Die Kon­stel­la­ti­on

Zwei Unter­neh­men, zwei Städ­te, zwei unter­schied­li­che Geschäfts­mo­del­le. Die Bör­se Stutt­gart kommt aus der Welt der regu­lier­ten Han­dels­plät­ze – Lizen­zen, Auf­sicht, insti­tu­tio­nel­le Glaub­wür­dig­keit. Über eine Mil­li­on Nut­zer auf der Retail-Platt­form, eine eta­blier­te Mar­ke im deut­schen Kapi­tal­markt. Tra­di­as hin­ge­gen ist Mar­ket Maker – das Geschäft der Liqui­di­täts­be­reit­stel­lung, der Spreads, des Risi­ko­ma­nage­ments in vola­ti­len Märk­ten. 200 Mil­lio­nen Euro Bewer­tung für einen Frank­fur­ter Spe­zia­lis­ten, der im Hin­ter­grund arbeitet.

Die Fusi­on ver­spricht die Inte­gra­ti­on die­ser Wel­ten: Retail-Zugang trifft auf Liqui­di­täts­kom­pe­tenz, regu­la­to­ri­sche Infra­struk­tur auf Han­dels-Know-how. 300 Mit­ar­bei­ter, ver­teilt auf Stutt­gart und Frank­furt. Ein gemein­sa­mes Manage­ment. Geplan­ter Abschluss in der zwei­ten Jah­res­hälf­te 2026.

Soweit die Kon­stel­la­ti­on. Die Fra­ge ist: Was bedeu­tet das konkret?

Die Bewer­tungs­fra­ge

500 Mil­lio­nen Euro für die kom­bi­nier­te Ein­heit. Das ist kei­ne Zahl, die man ein­fach hin­nimmt. Was wird hier eigent­lich bewertet?

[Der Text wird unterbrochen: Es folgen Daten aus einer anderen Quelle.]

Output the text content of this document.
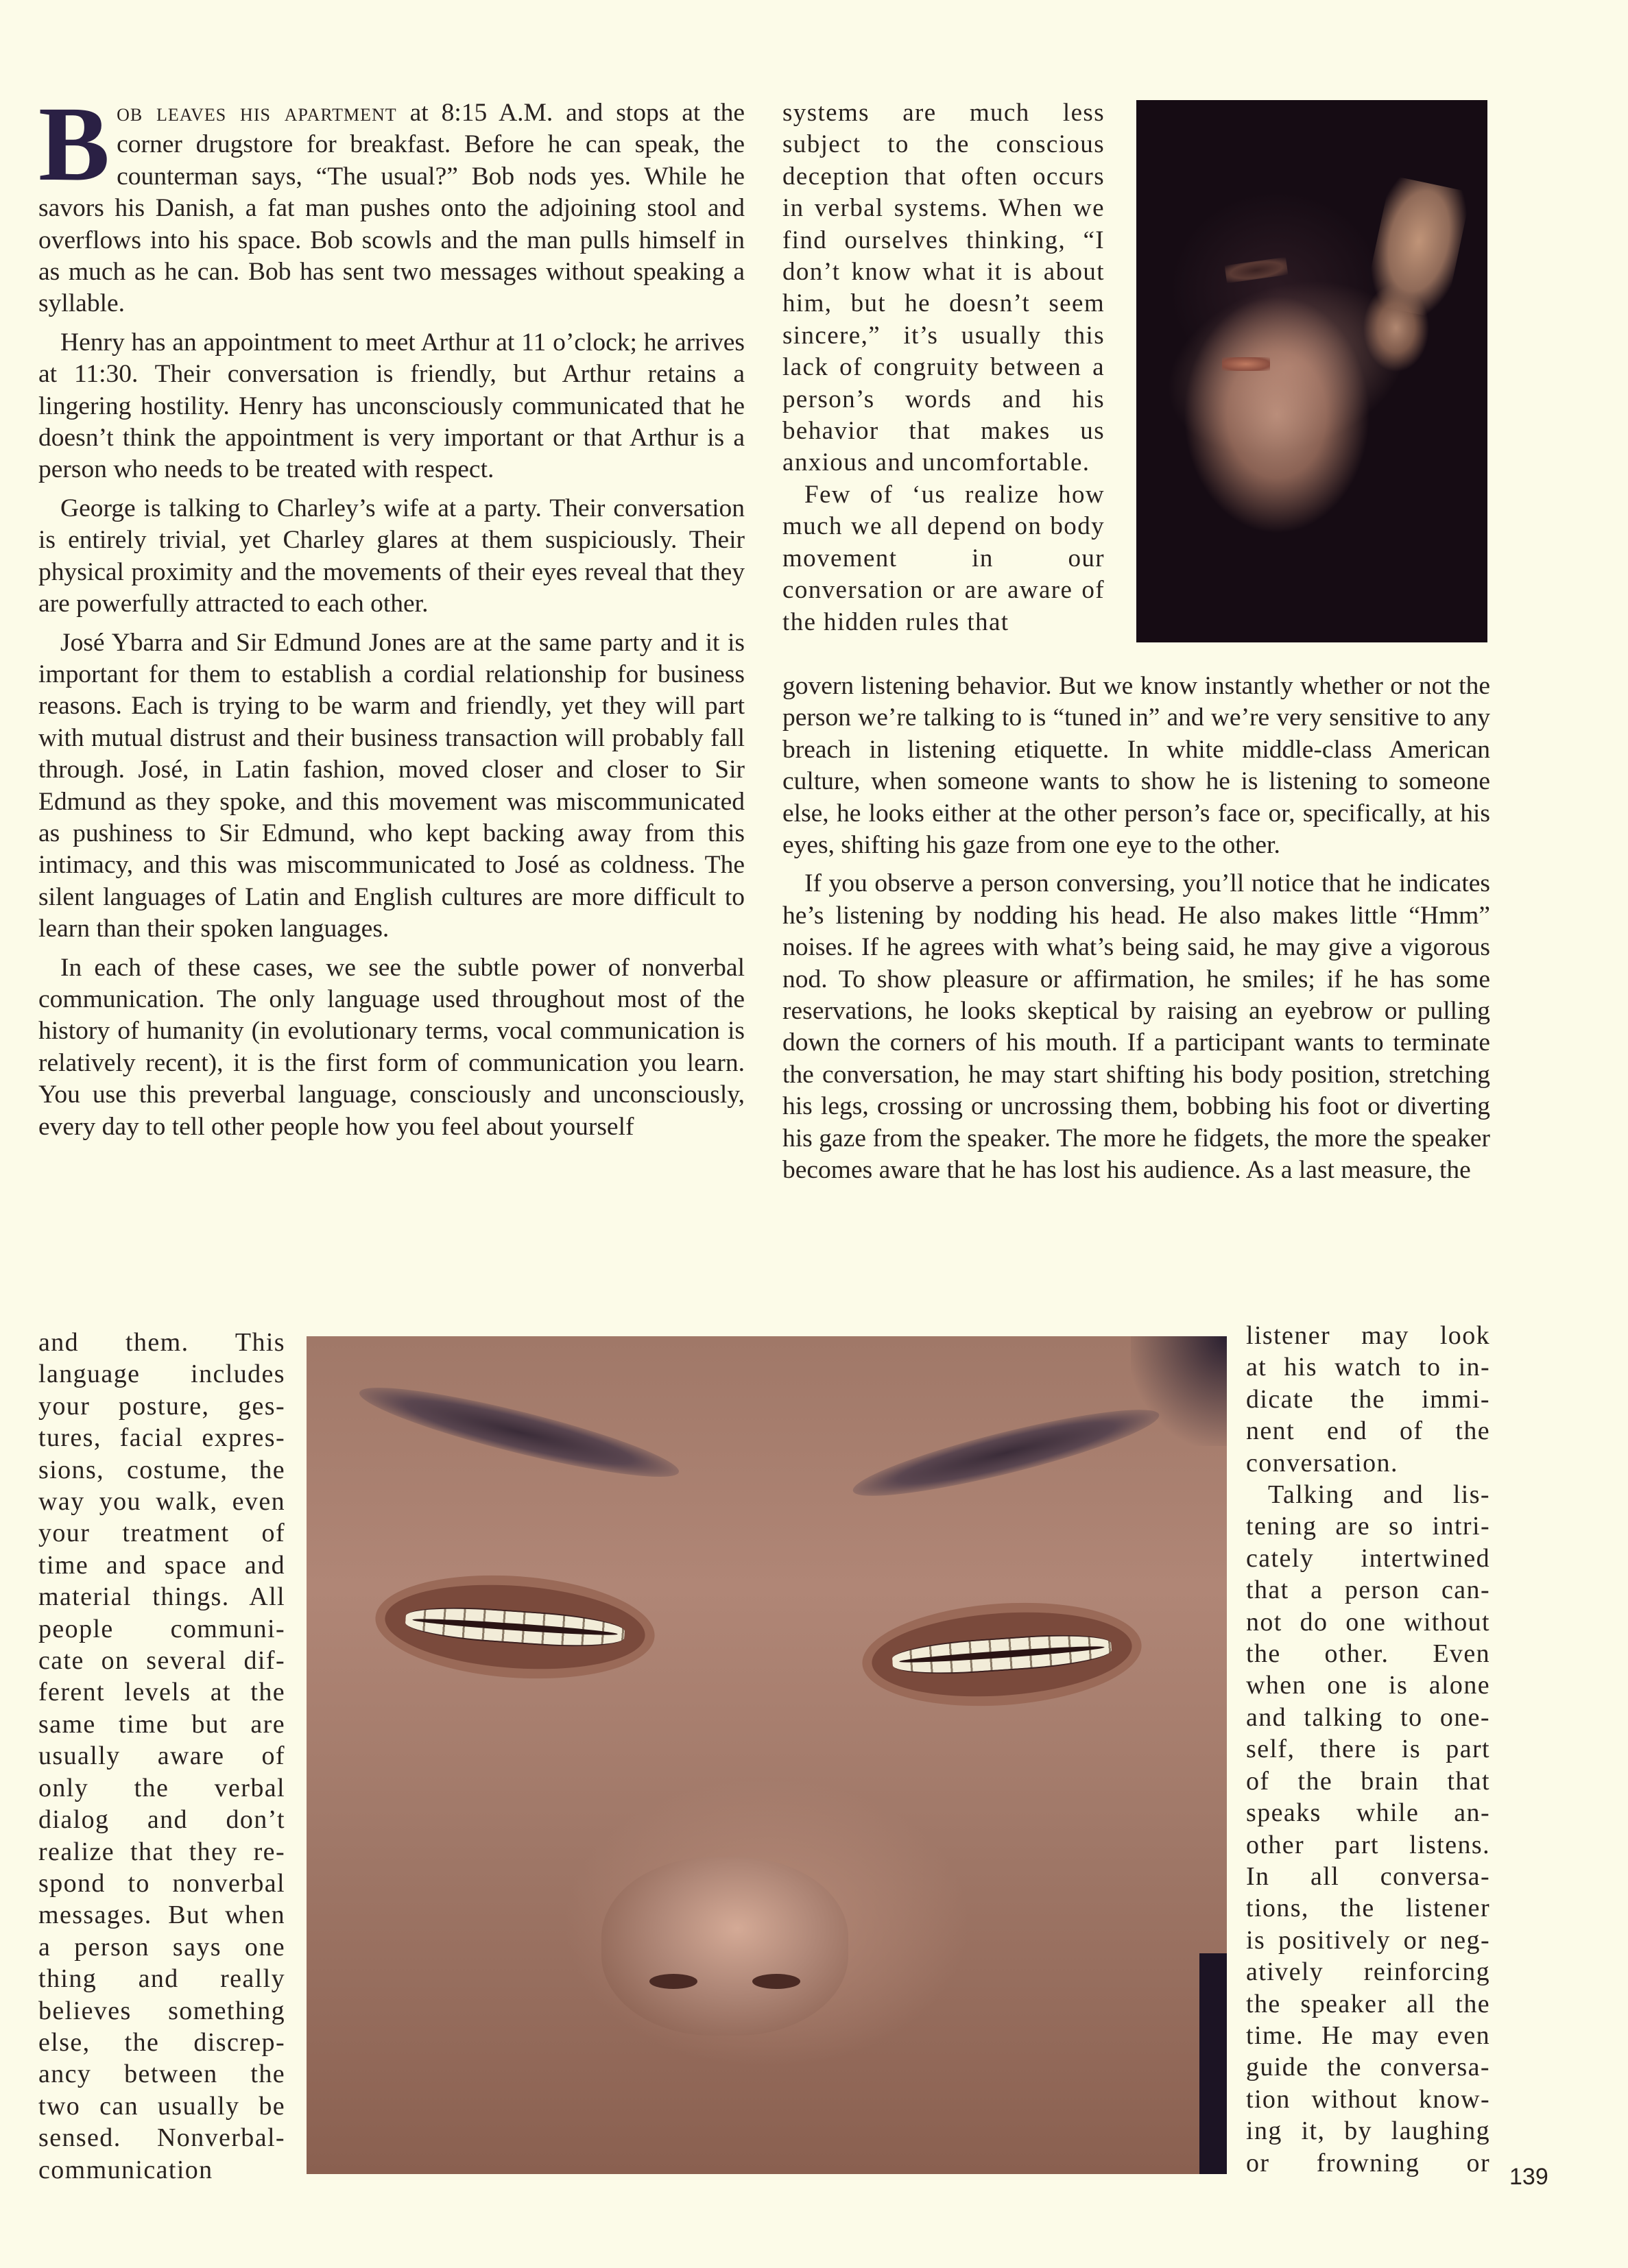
Bob leaves his apartment at 8:15 A.M. and stops at the corner drugstore for breakfast. Before he can speak, the counterman says, “The usual?” Bob nods yes. While he savors his Danish, a fat man pushes onto the adjoining stool and overflows into his space. Bob scowls and the man pulls himself in as much as he can. Bob has sent two messages without speaking a syllable.

Henry has an appointment to meet Arthur at 11 o’clock; he arrives at 11:30. Their conversation is friendly, but Arthur retains a lingering hostility. Henry has unconsciously communicated that he doesn’t think the appointment is very important or that Arthur is a person who needs to be treated with respect.

George is talking to Charley’s wife at a party. Their conversation is entirely trivial, yet Charley glares at them suspiciously. Their physical proximity and the movements of their eyes reveal that they are powerfully attracted to each other.

José Ybarra and Sir Edmund Jones are at the same party and it is important for them to establish a cordial relationship for business reasons. Each is trying to be warm and friendly, yet they will part with mutual distrust and their business transaction will probably fall through. José, in Latin fashion, moved closer and closer to Sir Edmund as they spoke, and this movement was miscommunicated as pushiness to Sir Edmund, who kept backing away from this intimacy, and this was miscommunicated to José as coldness. The silent languages of Latin and English cultures are more difficult to learn than their spoken languages.

In each of these cases, we see the subtle power of nonverbal communication. The only language used throughout most of the history of humanity (in evolutionary terms, vocal communication is relatively recent), it is the first form of communication you learn. You use this preverbal language, consciously and unconsciously, every day to tell other people how you feel about yourself

and them. This
language includes
your posture, ges-
tures, facial expres-
sions, costume, the
way you walk, even
your treatment of
time and space and
material things. All
people communi-
cate on several dif-
ferent levels at the
same time but are
usually aware of
only the verbal
dialog and don’t
realize that they re-
spond to nonverbal
messages. But when
a person says one
thing and really
believes something
else, the discrep-
ancy between the
two can usually be
sensed. Nonverbal-
communication

systems are much less subject to the conscious deception that often occurs in verbal systems. When we find ourselves thinking, “I don’t know what it is about him, but he doesn’t seem sincere,” it’s usually this lack of congruity between a person’s words and his behavior that makes us anxious and uncomfortable.

Few of ‘us realize how much we all depend on body movement in our conversation or are aware of the hidden rules that

govern listening behavior. But we know instantly whether or not the person we’re talking to is “tuned in” and we’re very sensitive to any breach in listening etiquette. In white middle-class American culture, when someone wants to show he is listening to someone else, he looks either at the other person’s face or, specifically, at his eyes, shifting his gaze from one eye to the other.

If you observe a person conversing, you’ll notice that he indicates he’s listening by nodding his head. He also makes little “Hmm” noises. If he agrees with what’s being said, he may give a vigorous nod. To show pleasure or affirmation, he smiles; if he has some reservations, he looks skeptical by raising an eyebrow or pulling down the corners of his mouth. If a participant wants to terminate the conversation, he may start shifting his body position, stretching his legs, crossing or uncrossing them, bobbing his foot or diverting his gaze from the speaker. The more he fidgets, the more the speaker becomes aware that he has lost his audience. As a last measure, the

listener may look
at his watch to in-
dicate the immi-
nent end of the
conversation.
Talking and lis-
tening are so intri-
cately intertwined
that a person can-
not do one without
the other. Even
when one is alone
and talking to one-
self, there is part
of the brain that
speaks while an-
other part listens.
In all conversa-
tions, the listener
is positively or neg-
atively reinforcing
the speaker all the
time. He may even
guide the conversa-
tion without know-
ing it, by laughing
or frowning or 139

Tra­di­as allein mit 200 Mil­lio­nen – das setzt vor­aus, dass Mar­ket-Making im Kryp­to-Bereich ein ska­lier­ba­res, pro­fi­ta­bles Geschäft ist. Ist es das? Oder wird hier eine Bewer­tung aus dem tra­di­tio­nel­len Finan­ce über­tra­gen auf einen Markt, der ande­re Regeln hat? Die Dif­fe­renz zwi­schen 200 Mil­lio­nen (Tra­di­as) und 500+ Mil­lio­nen (kom­bi­niert) legt nahe, dass Stutt­gart selbst mit etwa 300 Mil­lio­nen bewer­tet wird. Für eine Platt­form mit einer Mil­li­on Nut­zern – wie pro­fi­ta­bel ist das tatsächlich?

Die Bewer­tung basiert ver­mut­lich auf Erwar­tun­gen: künf­ti­ge Syn­er­gien, Markt­an­teils­ge­win­ne, Ska­len­ef­fek­te. Aber Erwar­tun­gen sind kei­ne Gewiss­hei­ten. Die Fra­ge ist, wel­che kon­kre­ten Zah­len dahin­ter ste­hen: Han­dels­vo­lu­men, Mar­gen, Kun­den­bin­dung, Umsatzwachstum.